Mais efetivo para a segurança pública do município seria a Prefeitura investir os valores que gastaria para criar e manter a Guarda Municipal, por exemplo, ampliando o número de psicólogos e assistentes sociais nas escolas para atender as crianças e adolescentes em situação de risco social ou ampliar o número de profissionais de saúde nos postos e no Hospital Esaú Matos.
Ou investir no Conservatório Municipal no sentido de transformá-lo em Escola de Artes, ampliando as opções de vida para as crianças e adolescentes pobres. Ampliar a Biblioteca Municipal ou criar outras bibliotecas em bairros de periferia. Implantar acesso à internet via wi-fi nos bairros, permitindo o acesso à informação, educação, cultura e lazer aos mais carentes. Investir na preservação da história do município por meio da criação de museus e da digitalização de documentos e conservação destes, com fácil acesso aos estudantes e pesquisadores. Quem sabe construir um “verdadeiro” teatro municipal.
Poderia criar uma estrutura que permita a coleta seletiva de recicláveis em todo o município, favorecendo as famílias que vivem da venda destes materiais, dignificando o trabalho destes e contribuindo de forma eficaz na preservação ambiental do município.
Talvez implantar um Centro de Controle de Zoonoses e um Serviço de Verificação de Óbitos.
Ainda, investindo no monitoramento das vias públicas facilitando a ação das autoridades municipais de trânsito (com repercussão direta na vigilância do município) e ampliando o número de agentes do SIMTRANS, construindo um pátio para a apreensão administrativa de veículos, implantando sistema de radar nas vias expressas e ampliando as ciclo-faixas e ciclo-vias.
Uma Guarda Municipal, nos moldes do que se discutiu na Câmara de Vereadores, seria criada apenas para atender a uma falsa demanda por segurança da classe média-alta de Vitória da Conquista.
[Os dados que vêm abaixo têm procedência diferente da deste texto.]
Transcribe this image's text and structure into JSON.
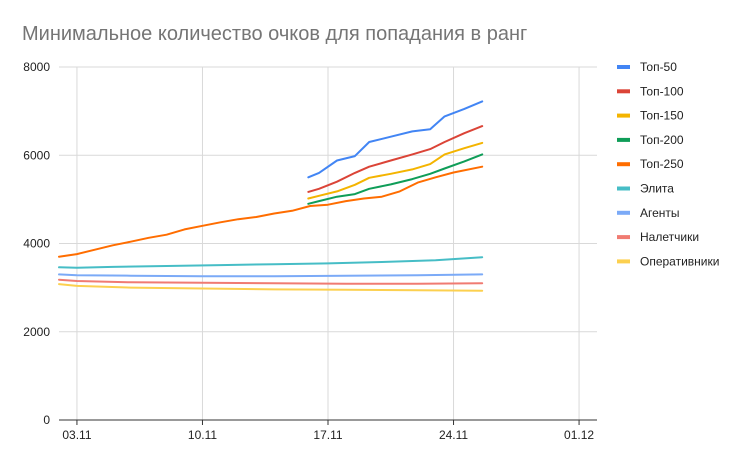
{
  "chart_data": {
    "type": "line",
    "title": "Минимальное количество очков для попадания в ранг",
    "xlabel": "",
    "ylabel": "",
    "x_ticks": [
      "03.11",
      "10.11",
      "17.11",
      "24.11",
      "01.12"
    ],
    "x_tick_values": [
      3,
      10,
      17,
      24,
      31
    ],
    "xlim": [
      2,
      32
    ],
    "ylim": [
      0,
      8000
    ],
    "y_ticks": [
      0,
      2000,
      4000,
      6000,
      8000
    ],
    "grid": true,
    "legend_position": "right",
    "series": [
      {
        "name": "Топ-50",
        "color": "#4285f4",
        "points": [
          [
            15.9,
            5500
          ],
          [
            16.5,
            5600
          ],
          [
            17.5,
            5880
          ],
          [
            18.5,
            5980
          ],
          [
            19.3,
            6300
          ],
          [
            20.5,
            6420
          ],
          [
            21.7,
            6540
          ],
          [
            22.7,
            6590
          ],
          [
            23.5,
            6880
          ],
          [
            24.6,
            7050
          ],
          [
            25.6,
            7220
          ]
        ]
      },
      {
        "name": "Топ-100",
        "color": "#db4437",
        "points": [
          [
            15.9,
            5170
          ],
          [
            16.5,
            5240
          ],
          [
            17.5,
            5400
          ],
          [
            18.5,
            5600
          ],
          [
            19.3,
            5740
          ],
          [
            20.5,
            5880
          ],
          [
            21.7,
            6020
          ],
          [
            22.7,
            6140
          ],
          [
            23.5,
            6300
          ],
          [
            24.6,
            6500
          ],
          [
            25.6,
            6660
          ]
        ]
      },
      {
        "name": "Топ-150",
        "color": "#f4b400",
        "points": [
          [
            15.9,
            5020
          ],
          [
            16.5,
            5080
          ],
          [
            17.5,
            5180
          ],
          [
            18.5,
            5330
          ],
          [
            19.3,
            5490
          ],
          [
            20.5,
            5580
          ],
          [
            21.7,
            5680
          ],
          [
            22.7,
            5800
          ],
          [
            23.5,
            6020
          ],
          [
            24.6,
            6160
          ],
          [
            25.6,
            6280
          ]
        ]
      },
      {
        "name": "Топ-200",
        "color": "#0f9d58",
        "points": [
          [
            15.9,
            4900
          ],
          [
            16.5,
            4960
          ],
          [
            17.5,
            5060
          ],
          [
            18.5,
            5120
          ],
          [
            19.3,
            5240
          ],
          [
            20.5,
            5340
          ],
          [
            21.7,
            5460
          ],
          [
            22.7,
            5580
          ],
          [
            23.5,
            5700
          ],
          [
            24.6,
            5860
          ],
          [
            25.6,
            6020
          ]
        ]
      },
      {
        "name": "Топ-250",
        "color": "#ff6d00",
        "points": [
          [
            2,
            3700
          ],
          [
            3,
            3760
          ],
          [
            4,
            3860
          ],
          [
            5,
            3960
          ],
          [
            6,
            4040
          ],
          [
            7,
            4130
          ],
          [
            8,
            4200
          ],
          [
            9,
            4320
          ],
          [
            10,
            4400
          ],
          [
            11,
            4480
          ],
          [
            12,
            4550
          ],
          [
            13,
            4600
          ],
          [
            14,
            4680
          ],
          [
            15,
            4740
          ],
          [
            16,
            4850
          ],
          [
            17,
            4880
          ],
          [
            18,
            4960
          ],
          [
            19,
            5020
          ],
          [
            20,
            5060
          ],
          [
            21,
            5180
          ],
          [
            22,
            5380
          ],
          [
            23,
            5500
          ],
          [
            24,
            5610
          ],
          [
            25.6,
            5740
          ]
        ]
      },
      {
        "name": "Элита",
        "color": "#46bdc6",
        "points": [
          [
            2,
            3460
          ],
          [
            3,
            3450
          ],
          [
            5,
            3470
          ],
          [
            8,
            3490
          ],
          [
            11,
            3510
          ],
          [
            14,
            3530
          ],
          [
            17,
            3550
          ],
          [
            20,
            3580
          ],
          [
            23,
            3620
          ],
          [
            25.6,
            3690
          ]
        ]
      },
      {
        "name": "Агенты",
        "color": "#7baaf7",
        "points": [
          [
            2,
            3300
          ],
          [
            3,
            3280
          ],
          [
            6,
            3270
          ],
          [
            10,
            3260
          ],
          [
            14,
            3260
          ],
          [
            18,
            3270
          ],
          [
            22,
            3280
          ],
          [
            25.6,
            3300
          ]
        ]
      },
      {
        "name": "Налетчики",
        "color": "#f07b72",
        "points": [
          [
            2,
            3180
          ],
          [
            3,
            3150
          ],
          [
            6,
            3120
          ],
          [
            10,
            3110
          ],
          [
            14,
            3100
          ],
          [
            18,
            3090
          ],
          [
            22,
            3090
          ],
          [
            25.6,
            3100
          ]
        ]
      },
      {
        "name": "Оперативники",
        "color": "#fcd04f",
        "points": [
          [
            2,
            3080
          ],
          [
            3,
            3040
          ],
          [
            6,
            3000
          ],
          [
            10,
            2980
          ],
          [
            14,
            2960
          ],
          [
            18,
            2950
          ],
          [
            22,
            2940
          ],
          [
            25.6,
            2930
          ]
        ]
      }
    ]
  }
}
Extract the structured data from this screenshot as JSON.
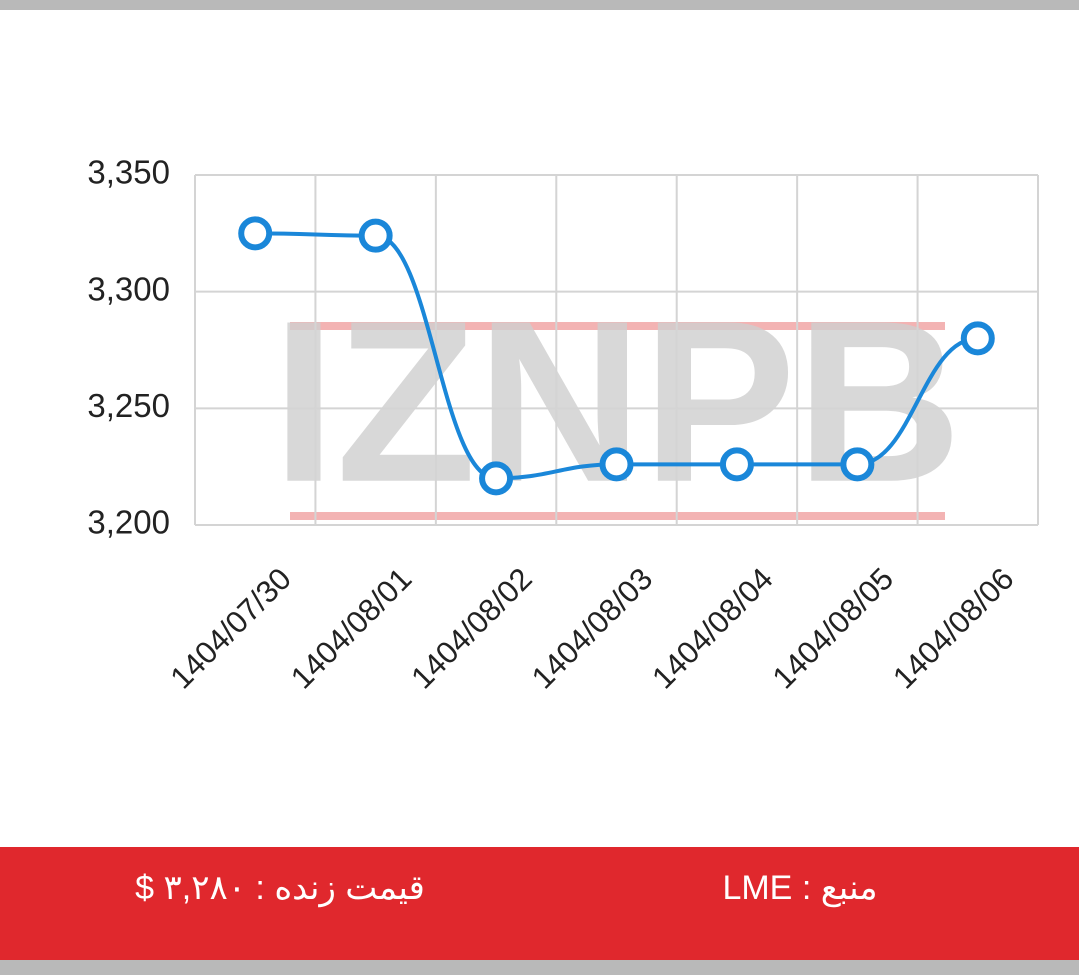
{
  "chart_data": {
    "type": "line",
    "categories": [
      "1404/07/30",
      "1404/08/01",
      "1404/08/02",
      "1404/08/03",
      "1404/08/04",
      "1404/08/05",
      "1404/08/06"
    ],
    "series": [
      {
        "color": "#1a87d9",
        "values": [
          3325,
          3324,
          3220,
          3226,
          3226,
          3226,
          3280
        ]
      }
    ],
    "ylim": [
      3200,
      3350
    ],
    "yticks": [
      {
        "value": 3200,
        "label": "3,200"
      },
      {
        "value": 3250,
        "label": "3,250"
      },
      {
        "value": 3300,
        "label": "3,300"
      },
      {
        "value": 3350,
        "label": "3,350"
      }
    ],
    "grid": true,
    "watermark": "IZNPB",
    "annotations": [
      "قیمت زنده : ۳,۲۸۰ $",
      "منبع : LME"
    ]
  }
}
Os recursos, para a criação e a manutenção da Guarda, sairiam de outros serviços prestados pelo município, sairiam das escolas, da saúde, da assistência social etc.
Certo estava Fernando Pessoa quando disse que “os deuses vendem, quando dão” e o preço quem vai pagar é a população pobre que precisa de creche, de escola, de posto de saúde, do CRAS, do CREAS, do CAPS, do CRAV, do Conquista Criança e de tantos outros serviços sociais deste município.
Vitória da Conquista, 21 de maio de 2017.
[i] Cada pistola vem com três carregadores com capacidade para 15 (quinze) munições.